One of my primary interests is the intersection of chronobiology and infectious disease ecology. I have an active collaboration with Barbara Helm of the Institute of Biodiversity, Animal Health and Comparative Medicine at Glasgow University. Barbara and I have been developing ecological and evolutionary models for integrating biological rhythms (i.e., circadian and circannual rhythms) into the study of infectious disease ecology and evolution. We have a couple projects in the works, including a paper “The Influence of Biological Rhythms on Host-Parasite Interactions” which will be published in the June 2015 issue of Trends in Ecology & Evolution. PDF available here.
I also recently co-authored a paper “Disrupted Seasonal Biology Impacts Health, Food Security and Ecosystems” in Proceedings of the Royal Society B with a large international & interdisciplinary group of colleagues. This review focuses on the disruption of seasonal rhythms and the impact on health. PDF available here.
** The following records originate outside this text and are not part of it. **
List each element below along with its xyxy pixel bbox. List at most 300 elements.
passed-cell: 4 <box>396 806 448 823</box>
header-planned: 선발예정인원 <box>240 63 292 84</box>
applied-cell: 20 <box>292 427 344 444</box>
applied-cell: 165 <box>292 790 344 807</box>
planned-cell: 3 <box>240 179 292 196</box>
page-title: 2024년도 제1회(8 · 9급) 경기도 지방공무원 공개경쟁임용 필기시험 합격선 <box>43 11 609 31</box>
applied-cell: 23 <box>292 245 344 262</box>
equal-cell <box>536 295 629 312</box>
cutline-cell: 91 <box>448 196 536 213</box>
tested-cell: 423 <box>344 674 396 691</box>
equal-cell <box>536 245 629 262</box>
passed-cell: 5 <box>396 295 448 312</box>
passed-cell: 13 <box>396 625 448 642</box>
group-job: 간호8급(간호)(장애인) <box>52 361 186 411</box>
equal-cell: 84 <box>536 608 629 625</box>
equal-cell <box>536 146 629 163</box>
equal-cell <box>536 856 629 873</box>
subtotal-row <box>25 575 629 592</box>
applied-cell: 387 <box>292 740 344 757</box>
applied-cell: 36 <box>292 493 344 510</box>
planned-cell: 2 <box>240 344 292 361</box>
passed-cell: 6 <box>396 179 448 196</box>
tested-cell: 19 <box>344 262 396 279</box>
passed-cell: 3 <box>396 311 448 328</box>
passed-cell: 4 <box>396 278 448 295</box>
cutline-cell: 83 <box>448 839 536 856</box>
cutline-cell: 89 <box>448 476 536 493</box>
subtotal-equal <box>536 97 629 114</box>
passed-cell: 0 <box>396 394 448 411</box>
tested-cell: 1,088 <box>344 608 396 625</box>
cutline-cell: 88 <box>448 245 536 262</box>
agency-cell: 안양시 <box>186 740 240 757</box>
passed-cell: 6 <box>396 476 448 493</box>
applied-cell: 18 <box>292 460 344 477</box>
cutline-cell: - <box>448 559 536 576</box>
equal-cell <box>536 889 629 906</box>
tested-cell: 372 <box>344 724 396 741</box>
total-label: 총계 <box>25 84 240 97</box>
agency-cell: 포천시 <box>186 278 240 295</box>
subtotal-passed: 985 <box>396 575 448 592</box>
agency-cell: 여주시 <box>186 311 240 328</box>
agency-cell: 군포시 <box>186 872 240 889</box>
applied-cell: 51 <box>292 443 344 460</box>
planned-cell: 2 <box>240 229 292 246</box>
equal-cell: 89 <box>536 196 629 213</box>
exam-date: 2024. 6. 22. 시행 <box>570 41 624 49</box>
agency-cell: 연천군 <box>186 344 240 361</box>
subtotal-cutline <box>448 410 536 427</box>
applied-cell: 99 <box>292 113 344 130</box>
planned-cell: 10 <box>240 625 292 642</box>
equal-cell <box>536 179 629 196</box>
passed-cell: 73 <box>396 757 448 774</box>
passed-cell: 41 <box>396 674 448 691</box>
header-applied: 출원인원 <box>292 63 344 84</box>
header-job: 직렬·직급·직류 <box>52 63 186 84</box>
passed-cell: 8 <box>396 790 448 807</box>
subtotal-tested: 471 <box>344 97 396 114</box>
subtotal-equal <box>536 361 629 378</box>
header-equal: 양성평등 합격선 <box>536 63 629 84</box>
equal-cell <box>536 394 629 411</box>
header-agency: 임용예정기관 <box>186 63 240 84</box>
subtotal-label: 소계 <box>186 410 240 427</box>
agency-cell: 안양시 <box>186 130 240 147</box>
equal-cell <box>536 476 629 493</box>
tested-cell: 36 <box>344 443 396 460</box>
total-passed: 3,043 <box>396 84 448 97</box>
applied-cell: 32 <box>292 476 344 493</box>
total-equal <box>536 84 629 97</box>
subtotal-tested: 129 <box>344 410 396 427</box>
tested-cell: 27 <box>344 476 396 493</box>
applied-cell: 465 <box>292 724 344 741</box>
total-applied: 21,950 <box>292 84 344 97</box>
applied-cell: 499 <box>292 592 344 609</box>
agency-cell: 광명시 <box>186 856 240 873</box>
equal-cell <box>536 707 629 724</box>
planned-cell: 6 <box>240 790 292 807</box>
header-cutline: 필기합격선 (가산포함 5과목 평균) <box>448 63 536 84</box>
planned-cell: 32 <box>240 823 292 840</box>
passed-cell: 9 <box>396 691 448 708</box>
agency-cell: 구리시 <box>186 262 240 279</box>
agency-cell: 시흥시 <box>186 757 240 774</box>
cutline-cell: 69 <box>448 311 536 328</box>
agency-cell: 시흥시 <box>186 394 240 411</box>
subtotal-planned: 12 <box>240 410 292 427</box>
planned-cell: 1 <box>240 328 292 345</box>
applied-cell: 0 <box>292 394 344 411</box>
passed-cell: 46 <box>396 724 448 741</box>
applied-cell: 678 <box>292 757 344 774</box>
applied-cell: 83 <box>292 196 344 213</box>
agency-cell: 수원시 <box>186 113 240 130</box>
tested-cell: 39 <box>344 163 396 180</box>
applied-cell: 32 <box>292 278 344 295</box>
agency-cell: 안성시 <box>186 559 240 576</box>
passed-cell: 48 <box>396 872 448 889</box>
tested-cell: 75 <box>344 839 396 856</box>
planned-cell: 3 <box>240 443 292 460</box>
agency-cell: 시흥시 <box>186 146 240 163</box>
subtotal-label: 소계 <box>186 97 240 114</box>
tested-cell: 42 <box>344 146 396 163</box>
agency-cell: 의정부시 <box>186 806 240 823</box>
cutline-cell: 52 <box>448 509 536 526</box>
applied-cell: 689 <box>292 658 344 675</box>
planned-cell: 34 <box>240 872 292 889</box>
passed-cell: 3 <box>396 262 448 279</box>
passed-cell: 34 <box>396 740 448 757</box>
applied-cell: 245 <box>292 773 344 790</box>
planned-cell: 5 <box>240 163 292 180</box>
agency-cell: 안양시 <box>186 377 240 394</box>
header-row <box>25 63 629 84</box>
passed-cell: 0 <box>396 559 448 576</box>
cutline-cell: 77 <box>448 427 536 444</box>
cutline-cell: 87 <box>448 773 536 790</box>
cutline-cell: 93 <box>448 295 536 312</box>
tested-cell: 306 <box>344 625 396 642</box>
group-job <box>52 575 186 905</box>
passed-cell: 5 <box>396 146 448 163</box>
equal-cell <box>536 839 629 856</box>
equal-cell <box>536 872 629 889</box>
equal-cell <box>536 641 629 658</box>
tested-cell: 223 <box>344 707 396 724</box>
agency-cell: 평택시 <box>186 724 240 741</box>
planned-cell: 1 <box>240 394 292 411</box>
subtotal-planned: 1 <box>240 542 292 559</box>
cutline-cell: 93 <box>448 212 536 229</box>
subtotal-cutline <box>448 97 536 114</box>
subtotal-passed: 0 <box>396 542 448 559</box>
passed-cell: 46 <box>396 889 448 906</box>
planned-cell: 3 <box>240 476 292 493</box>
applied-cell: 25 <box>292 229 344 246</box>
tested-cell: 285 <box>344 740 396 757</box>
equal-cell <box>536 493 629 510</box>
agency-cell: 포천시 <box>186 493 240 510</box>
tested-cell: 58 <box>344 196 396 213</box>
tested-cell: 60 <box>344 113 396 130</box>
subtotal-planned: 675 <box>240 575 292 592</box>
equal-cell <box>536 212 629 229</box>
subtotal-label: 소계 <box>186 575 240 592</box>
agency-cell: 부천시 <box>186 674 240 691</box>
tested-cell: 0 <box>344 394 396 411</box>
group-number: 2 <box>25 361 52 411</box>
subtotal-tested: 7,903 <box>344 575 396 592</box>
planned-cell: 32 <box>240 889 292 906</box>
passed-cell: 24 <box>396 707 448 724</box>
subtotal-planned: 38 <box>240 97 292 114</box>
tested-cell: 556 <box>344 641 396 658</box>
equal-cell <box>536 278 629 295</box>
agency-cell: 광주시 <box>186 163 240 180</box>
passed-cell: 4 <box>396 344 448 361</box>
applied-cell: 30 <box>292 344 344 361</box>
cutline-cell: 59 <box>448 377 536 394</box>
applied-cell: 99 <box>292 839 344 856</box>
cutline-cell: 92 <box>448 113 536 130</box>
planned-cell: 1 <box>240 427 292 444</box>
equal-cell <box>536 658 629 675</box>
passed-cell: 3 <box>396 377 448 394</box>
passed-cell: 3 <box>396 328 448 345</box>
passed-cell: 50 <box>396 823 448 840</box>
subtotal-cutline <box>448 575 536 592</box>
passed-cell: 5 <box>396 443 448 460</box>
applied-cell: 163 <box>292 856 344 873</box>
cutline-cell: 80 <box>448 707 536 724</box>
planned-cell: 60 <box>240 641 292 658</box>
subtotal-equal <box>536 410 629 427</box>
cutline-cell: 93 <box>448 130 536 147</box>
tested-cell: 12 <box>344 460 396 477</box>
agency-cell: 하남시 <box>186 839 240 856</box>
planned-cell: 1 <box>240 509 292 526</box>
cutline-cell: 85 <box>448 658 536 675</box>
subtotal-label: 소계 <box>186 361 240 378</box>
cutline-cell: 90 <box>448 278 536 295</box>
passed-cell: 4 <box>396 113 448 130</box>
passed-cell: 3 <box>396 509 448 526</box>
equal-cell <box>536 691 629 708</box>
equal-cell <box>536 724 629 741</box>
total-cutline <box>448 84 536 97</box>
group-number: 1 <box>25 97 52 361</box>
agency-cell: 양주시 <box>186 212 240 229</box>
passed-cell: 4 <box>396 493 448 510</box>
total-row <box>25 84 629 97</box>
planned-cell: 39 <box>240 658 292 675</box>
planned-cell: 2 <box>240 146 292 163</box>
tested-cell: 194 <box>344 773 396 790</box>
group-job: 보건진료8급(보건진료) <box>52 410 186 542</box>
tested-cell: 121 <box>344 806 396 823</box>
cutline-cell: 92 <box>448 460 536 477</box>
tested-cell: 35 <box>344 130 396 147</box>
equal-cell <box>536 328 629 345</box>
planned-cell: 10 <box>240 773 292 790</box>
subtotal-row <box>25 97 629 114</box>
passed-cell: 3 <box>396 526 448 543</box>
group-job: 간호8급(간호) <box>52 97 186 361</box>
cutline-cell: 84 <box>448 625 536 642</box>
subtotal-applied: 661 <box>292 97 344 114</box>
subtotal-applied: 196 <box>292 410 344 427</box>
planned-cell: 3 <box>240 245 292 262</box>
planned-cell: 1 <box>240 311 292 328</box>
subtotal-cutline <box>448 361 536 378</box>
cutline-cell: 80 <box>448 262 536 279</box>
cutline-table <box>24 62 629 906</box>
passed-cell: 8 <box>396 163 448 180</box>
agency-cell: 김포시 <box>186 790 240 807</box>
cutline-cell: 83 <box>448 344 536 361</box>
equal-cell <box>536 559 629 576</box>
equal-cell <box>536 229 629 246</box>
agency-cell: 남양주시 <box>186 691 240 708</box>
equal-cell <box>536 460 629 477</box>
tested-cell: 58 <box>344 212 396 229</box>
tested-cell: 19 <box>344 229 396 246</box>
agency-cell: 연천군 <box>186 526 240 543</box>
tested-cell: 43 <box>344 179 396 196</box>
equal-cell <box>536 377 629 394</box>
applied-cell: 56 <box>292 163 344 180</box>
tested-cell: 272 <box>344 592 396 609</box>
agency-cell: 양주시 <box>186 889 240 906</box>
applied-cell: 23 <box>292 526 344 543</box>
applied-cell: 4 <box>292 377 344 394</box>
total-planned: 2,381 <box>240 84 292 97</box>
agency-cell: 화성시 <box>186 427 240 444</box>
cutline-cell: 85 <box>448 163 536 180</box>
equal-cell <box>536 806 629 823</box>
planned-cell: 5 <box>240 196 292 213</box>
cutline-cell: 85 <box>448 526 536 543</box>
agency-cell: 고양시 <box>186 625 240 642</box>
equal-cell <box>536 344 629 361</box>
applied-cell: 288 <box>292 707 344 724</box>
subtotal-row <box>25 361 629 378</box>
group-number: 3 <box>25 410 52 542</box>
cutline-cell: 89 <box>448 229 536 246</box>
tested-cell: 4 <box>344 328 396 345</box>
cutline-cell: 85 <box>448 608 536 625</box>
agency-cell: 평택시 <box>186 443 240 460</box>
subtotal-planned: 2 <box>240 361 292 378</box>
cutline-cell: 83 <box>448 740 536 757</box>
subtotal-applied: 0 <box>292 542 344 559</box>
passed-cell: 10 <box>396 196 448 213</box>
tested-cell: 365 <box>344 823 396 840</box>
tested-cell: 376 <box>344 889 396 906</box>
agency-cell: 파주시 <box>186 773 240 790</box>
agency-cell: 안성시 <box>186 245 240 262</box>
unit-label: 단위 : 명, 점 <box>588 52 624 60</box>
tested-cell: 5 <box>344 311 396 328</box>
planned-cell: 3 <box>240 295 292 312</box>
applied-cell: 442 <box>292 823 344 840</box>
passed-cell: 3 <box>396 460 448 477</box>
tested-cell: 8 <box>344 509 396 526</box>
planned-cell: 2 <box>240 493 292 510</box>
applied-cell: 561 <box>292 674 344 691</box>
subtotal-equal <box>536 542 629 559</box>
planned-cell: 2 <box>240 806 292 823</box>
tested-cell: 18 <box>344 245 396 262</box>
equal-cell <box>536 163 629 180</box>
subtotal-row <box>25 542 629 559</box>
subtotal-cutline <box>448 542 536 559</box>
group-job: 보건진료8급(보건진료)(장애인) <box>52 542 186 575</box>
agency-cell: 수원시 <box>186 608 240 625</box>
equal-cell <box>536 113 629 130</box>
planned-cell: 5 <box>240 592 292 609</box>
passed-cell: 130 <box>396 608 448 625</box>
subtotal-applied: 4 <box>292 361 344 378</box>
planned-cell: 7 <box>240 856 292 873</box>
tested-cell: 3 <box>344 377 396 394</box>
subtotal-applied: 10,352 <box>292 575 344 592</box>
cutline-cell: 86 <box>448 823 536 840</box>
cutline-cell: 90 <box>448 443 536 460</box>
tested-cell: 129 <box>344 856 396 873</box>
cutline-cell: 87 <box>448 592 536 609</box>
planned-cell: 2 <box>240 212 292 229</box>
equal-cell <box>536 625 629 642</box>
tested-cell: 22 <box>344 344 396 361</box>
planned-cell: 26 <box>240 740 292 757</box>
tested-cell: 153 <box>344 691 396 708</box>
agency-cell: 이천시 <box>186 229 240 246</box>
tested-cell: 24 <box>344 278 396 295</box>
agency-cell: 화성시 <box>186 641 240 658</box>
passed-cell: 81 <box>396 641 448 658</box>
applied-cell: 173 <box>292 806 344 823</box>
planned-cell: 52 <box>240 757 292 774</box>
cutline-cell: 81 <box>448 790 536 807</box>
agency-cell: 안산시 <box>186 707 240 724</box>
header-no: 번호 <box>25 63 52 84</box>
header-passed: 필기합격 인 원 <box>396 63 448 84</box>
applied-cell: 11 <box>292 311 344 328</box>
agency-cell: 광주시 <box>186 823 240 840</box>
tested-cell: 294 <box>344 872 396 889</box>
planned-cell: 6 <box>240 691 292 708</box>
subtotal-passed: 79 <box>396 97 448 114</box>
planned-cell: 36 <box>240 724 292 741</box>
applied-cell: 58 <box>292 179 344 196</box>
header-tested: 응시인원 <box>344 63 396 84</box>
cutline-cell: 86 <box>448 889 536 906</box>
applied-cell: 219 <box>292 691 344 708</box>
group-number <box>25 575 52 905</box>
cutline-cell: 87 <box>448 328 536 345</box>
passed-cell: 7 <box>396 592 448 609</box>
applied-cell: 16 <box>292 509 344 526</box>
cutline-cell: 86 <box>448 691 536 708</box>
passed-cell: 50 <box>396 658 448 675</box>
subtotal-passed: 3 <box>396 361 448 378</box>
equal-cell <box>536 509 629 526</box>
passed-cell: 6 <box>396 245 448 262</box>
Biological rhythms are ubiquitous in eukaryotes and govern processes ranging from circadian gene expression to seasonal life history. Exciting new research in immunology and chronobiology is revealing the rhythmic nature of immunity in animals, including humans. The picture that has emerged is that there are measurable effects of host circadian and seasonal rhythms on infection. A long-standing puzzle in infectious disease ecology has been to understand the mechanisms responsible for shaping the periodicity of infection, both within hosts—such as diel cycles of malaria parasite reproduction—and on the population level, including seasonal incidence, a feature of nearly all acute infections and macroparasitic diseases. It seems clear that biological rhythms are an important, but so far under-studied, contributor to host-parasite interactions. We are convinced that ecological and evolutionary perspectives can help clarify these interactions, and thereby contribute to a better understanding of disease patterns.